Hadden zij voorheen geen vrees voor God in hun hart? Jawel, maar dat was een vrees, waarin geen angst aanwezig was, het was respect uit ontzag en liefde. Nu was het respect, een positieve vrees, vervuld geworden van schaamte en angst. Het is interessant om te weten dat zowel in het Hebreeuws als het Grieks het woord dat door ‘vrees’ is vertaald, zoals in ‘vreze des HEREN,’ zowel angst, vrees als eerbied en respect kan betekenen. In het Grieks is het phobos, we kennen het in het woord ‘fobie', angst.

Helaas, sinds de zondeval is het respect voor God vervuld geworden van schaamte en angst. Mensen zijn bang geworden voor God of voor wat zij voor God houden, de geesten, de Hogere Macht. Voor de primitieve mens was respect niet meer los te zien en te voelen van angst.

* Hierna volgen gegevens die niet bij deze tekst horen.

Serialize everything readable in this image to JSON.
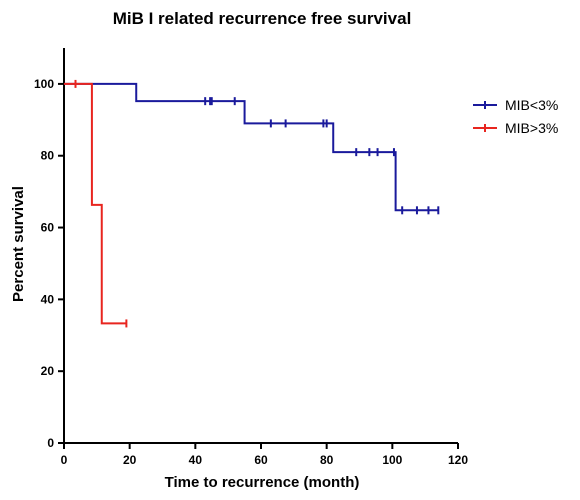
{
  "chart_data": {
    "type": "line",
    "title": "MiB I related recurrence free survival",
    "xlabel": "Time to recurrence (month)",
    "ylabel": "Percent survival",
    "xlim": [
      0,
      120
    ],
    "ylim": [
      0,
      110
    ],
    "xticks": [
      0,
      20,
      40,
      60,
      80,
      100,
      120
    ],
    "yticks": [
      0,
      20,
      40,
      60,
      80,
      100
    ],
    "grid": false,
    "legend_position": "right",
    "series": [
      {
        "name": "MIB<3%",
        "color": "#1a1a9c",
        "steps": [
          [
            0,
            100
          ],
          [
            22,
            100
          ],
          [
            22,
            95.2
          ],
          [
            55,
            95.2
          ],
          [
            55,
            89
          ],
          [
            82,
            89
          ],
          [
            82,
            81
          ],
          [
            101,
            81
          ],
          [
            101,
            64.8
          ],
          [
            114,
            64.8
          ]
        ],
        "censored": [
          [
            43,
            95.2
          ],
          [
            44.5,
            95.2
          ],
          [
            45,
            95.2
          ],
          [
            52,
            95.2
          ],
          [
            63,
            89
          ],
          [
            67.5,
            89
          ],
          [
            79,
            89
          ],
          [
            80,
            89
          ],
          [
            89,
            81
          ],
          [
            93,
            81
          ],
          [
            95.5,
            81
          ],
          [
            100.5,
            81
          ],
          [
            103,
            64.8
          ],
          [
            107.5,
            64.8
          ],
          [
            111,
            64.8
          ],
          [
            114,
            64.8
          ]
        ]
      },
      {
        "name": "MIB>3%",
        "color": "#e8251f",
        "steps": [
          [
            0,
            100
          ],
          [
            8.5,
            100
          ],
          [
            8.5,
            66.3
          ],
          [
            11.5,
            66.3
          ],
          [
            11.5,
            33.3
          ],
          [
            19,
            33.3
          ]
        ],
        "censored": [
          [
            3.5,
            100
          ],
          [
            19,
            33.3
          ]
        ]
      }
    ]
  }
}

De ondergeschikte was bang voor zijn meerdere, de vrouw voor de man, kinderen voor hun ouders, de mensheid voor God. Respect angst waren vrijwel synoniem geworden.

Luister goed, want dit is zeer belangrijk: Het evangelie is Gods liefdevol en genadig aanbod de vrees voor Hem in het hart van de mens te ontdoen van angst en het hart opnieuw te vullen met een liefdevol, oprecht respect voor Hem.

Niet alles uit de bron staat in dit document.